Les questions que vous vous posez sur les frais de déplacement

Pour boucler notre tour d'horizon sur le remboursement des frais de déplacement en association loi 1901, revenons sur les questions les plus courantes. Ces quelques points vous aideront à bétonner vos pratiques, que vous soyez responsable d'équipe, gestionnaire RH ou bénévole passionné.

Quels justificatifs sont vraiment indispensables ?

En matière de remboursement, la rigueur est votre meilleure alliée. Une note de frais parfaitement détaillée est tout simplement non négociable.

Chaque note doit impérativement comporter :

  • La date précise du déplacement.
  • L’objet de la mission, décrit clairement.
  • Les lieux exacts de départ et d’arrivée pour justifier le trajet.
  • Le nombre total de kilomètres parcourus.

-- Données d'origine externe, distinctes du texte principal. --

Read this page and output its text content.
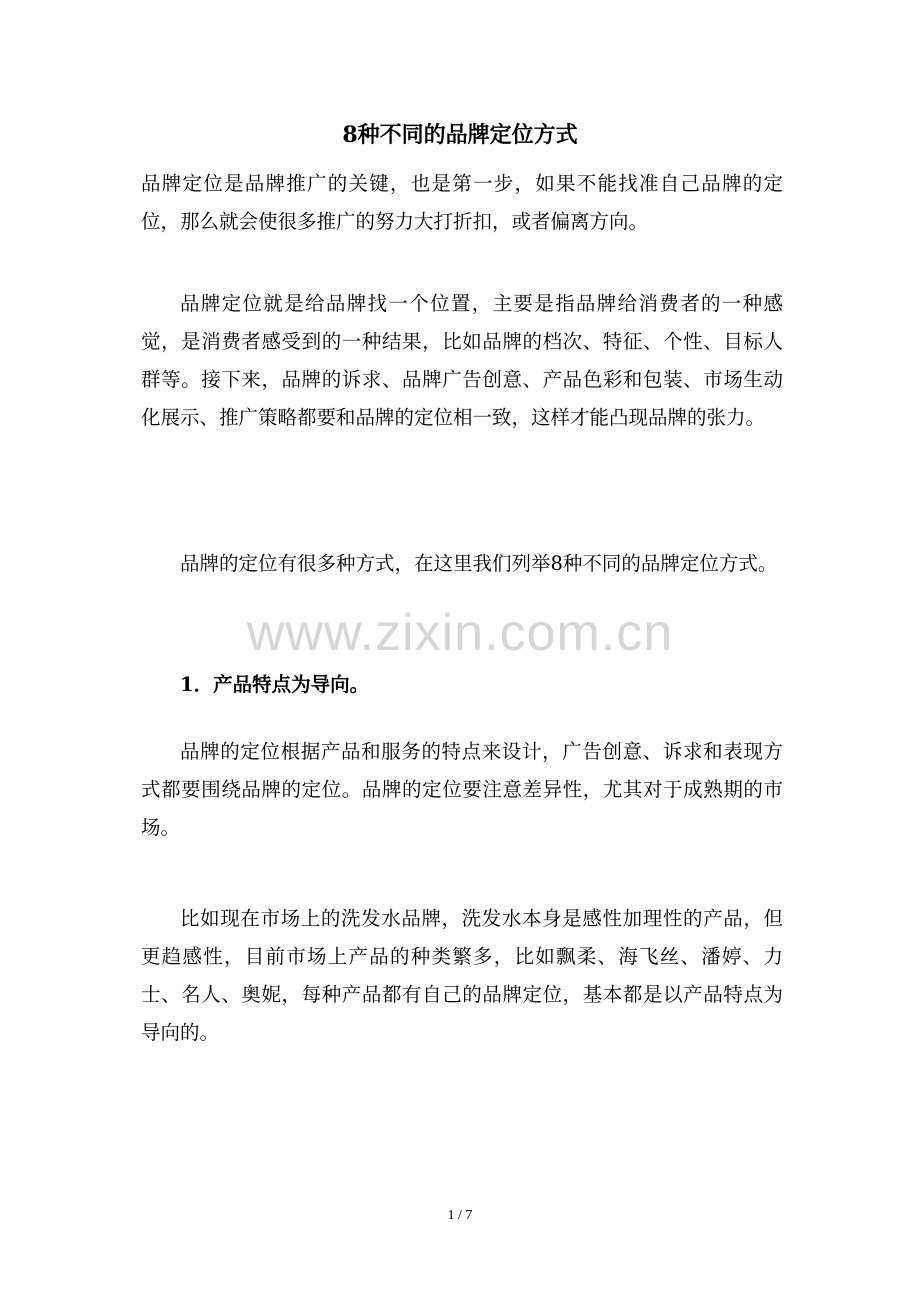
www.zixin.com.cn
8种不同的品牌定位方式

品牌定位是品牌推广的关键，也是第一步，如果不能找准自己品牌的定位，那么就会使很多推广的努力大打折扣，或者偏离方向。

品牌定位就是给品牌找一个位置，主要是指品牌给消费者的一种感觉，是消费者感受到的一种结果，比如品牌的档次、特征、个性、目标人群等。接下来，品牌的诉求、品牌广告创意、产品色彩和包装、市场生动化展示、推广策略都要和品牌的定位相一致，这样才能凸现品牌的张力。

品牌的定位有很多种方式，在这里我们列举8种不同的品牌定位方式。

1．产品特点为导向。

品牌的定位根据产品和服务的特点来设计，广告创意、诉求和表现方式都要围绕品牌的定位。品牌的定位要注意差异性，尤其对于成熟期的市场。

比如现在市场上的洗发水品牌，洗发水本身是感性加理性的产品，但更趋感性，目前市场上产品的种类繁多，比如飘柔、海飞丝、潘婷、力士、名人、奥妮，每种产品都有自己的品牌定位，基本都是以产品特点为导向的。

1 / 7
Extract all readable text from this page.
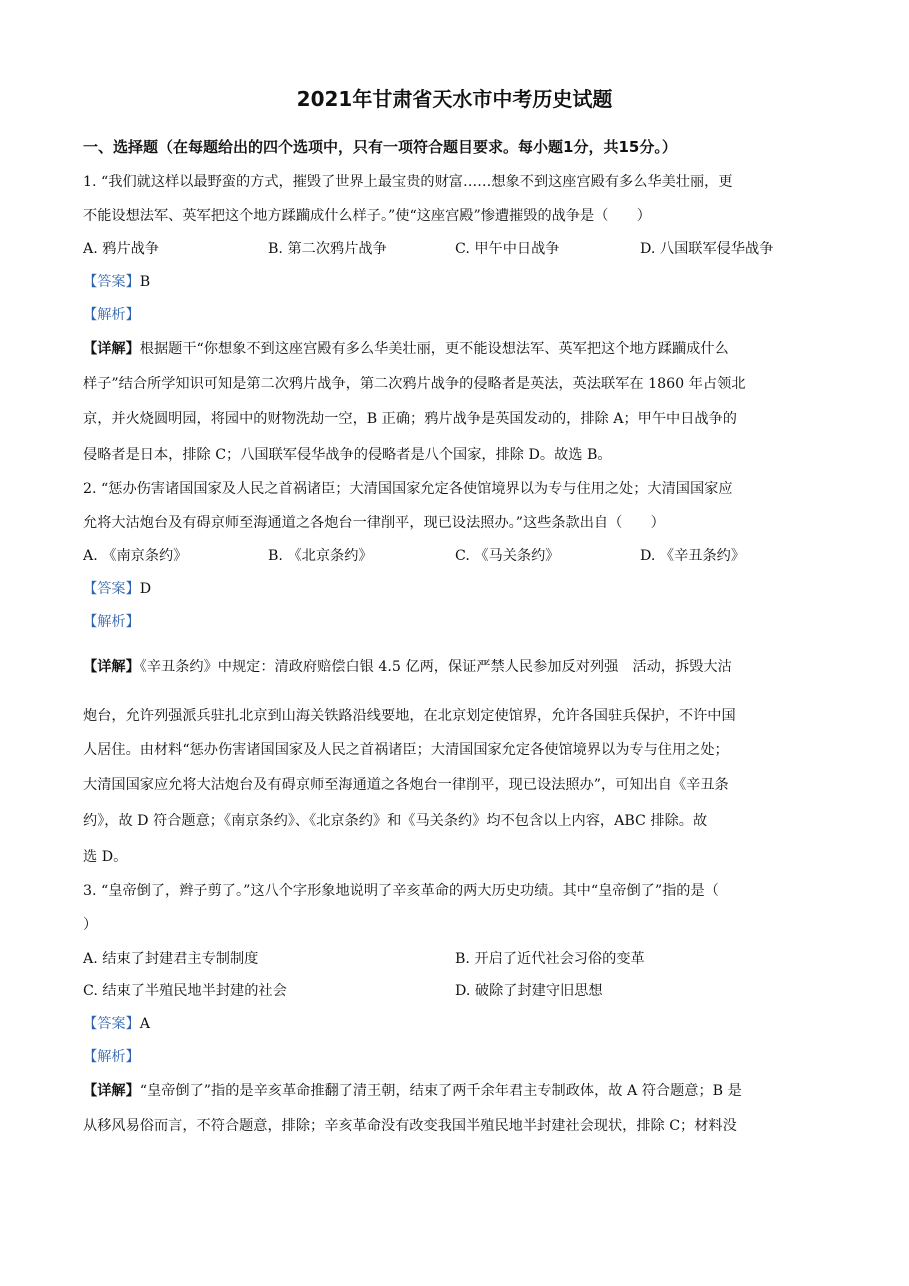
2021年甘肃省天水市中考历史试题
一、选择题（在每题给出的四个选项中，只有一项符合题目要求。每小题1分，共15分。）
1. “我们就这样以最野蛮的方式，摧毁了世界上最宝贵的财富……想象不到这座宫殿有多么华美壮丽，更
不能设想法军、英军把这个地方蹂躏成什么样子。”使“这座宫殿”惨遭摧毁的战争是（　　）
A. 鸦片战争	B. 第二次鸦片战争	C. 甲午中日战争	D. 八国联军侵华战争
【答案】B
【解析】
【详解】根据题干“你想象不到这座宫殿有多么华美壮丽，更不能设想法军、英军把这个地方蹂躏成什么
样子”结合所学知识可知是第二次鸦片战争，第二次鸦片战争的侵略者是英法，英法联军在 1860 年占领北
京，并火烧圆明园，将园中的财物洗劫一空，B 正确；鸦片战争是英国发动的，排除 A；甲午中日战争的
侵略者是日本，排除 C；八国联军侵华战争的侵略者是八个国家，排除 D。故选 B。
2. “惩办伤害诸国国家及人民之首祸诸臣；大清国国家允定各使馆境界以为专与住用之处；大清国国家应
允将大沽炮台及有碍京师至海通道之各炮台一律削平，现已设法照办。”这些条款出自（　　）
A. 《南京条约》	B. 《北京条约》	C. 《马关条约》	D. 《辛丑条约》
【答案】D
【解析】
【详解】《辛丑条约》中规定：清政府赔偿白银 4.5 亿两，保证严禁人民参加反对列强　活动，拆毁大沽
炮台，允许列强派兵驻扎北京到山海关铁路沿线要地，在北京划定使馆界，允许各国驻兵保护，不许中国
人居住。由材料“惩办伤害诸国国家及人民之首祸诸臣；大清国国家允定各使馆境界以为专与住用之处；
大清国国家应允将大沽炮台及有碍京师至海通道之各炮台一律削平，现已设法照办”，可知出自《辛丑条
约》，故 D 符合题意；《南京条约》、《北京条约》和《马关条约》均不包含以上内容，ABC 排除。故
选 D。
3. “皇帝倒了，辫子剪了。”这八个字形象地说明了辛亥革命的两大历史功绩。其中“皇帝倒了”指的是（
）
A. 结束了封建君主专制制度	B. 开启了近代社会习俗的变革
C. 结束了半殖民地半封建的社会	D. 破除了封建守旧思想
【答案】A
【解析】
【详解】“皇帝倒了”指的是辛亥革命推翻了清王朝，结束了两千余年君主专制政体，故 A 符合题意；B 是
从移风易俗而言，不符合题意，排除；辛亥革命没有改变我国半殖民地半封建社会现状，排除 C；材料没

N'oubliez pas que l'utilisation du barème kilométrique ne dispense pas de l'obligation de preuve. En plus de la note de frais, il vous faudra une copie de la carte grise du véhicule pour attester de sa puissance fiscale. Conservez ces documents comme un trésor : c'est votre bouclier en cas de contrôle de l'URSSAF.

Un dirigeant bénévole peut-il se faire rembourser ?

Oui, sans aucun doute. Un président ou un trésorier qui agit bénévolement peut être remboursé pour les frais qu'il a personnellement engagés pour le compte de l’association.

Les règles du jeu sont identiques à celles de n'importe quel autre bénévole. Les dépenses doivent être justifiées, réelles et directement liées à l'objet de l'association. La vigilance est toutefois de mise : les remboursements doivent être irréprochables pour ne jamais laisser le moindre doute sur le caractère désintéressé de la gestion. C'est l'un des piliers du monde associatif.

Que se passe-t-il si on rembourse plus que le barème officiel ?

Dépasser le barème fiscal publié chaque année est une très mauvaise idée. Toute somme versée au-delà de ce plafond sera automatiquement requalifiée par l'administration fiscale en complément de rémunération.

Les conséquences sont immédiates. L'excédent devient alors soumis aux cotisations sociales pour votre association, et à l'impôt sur le revenu pour la personne qui le reçoit. Respecter scrupuleusement les plafonds officiels est donc essentiel pour vous protéger d'un redressement qui peut coûter cher.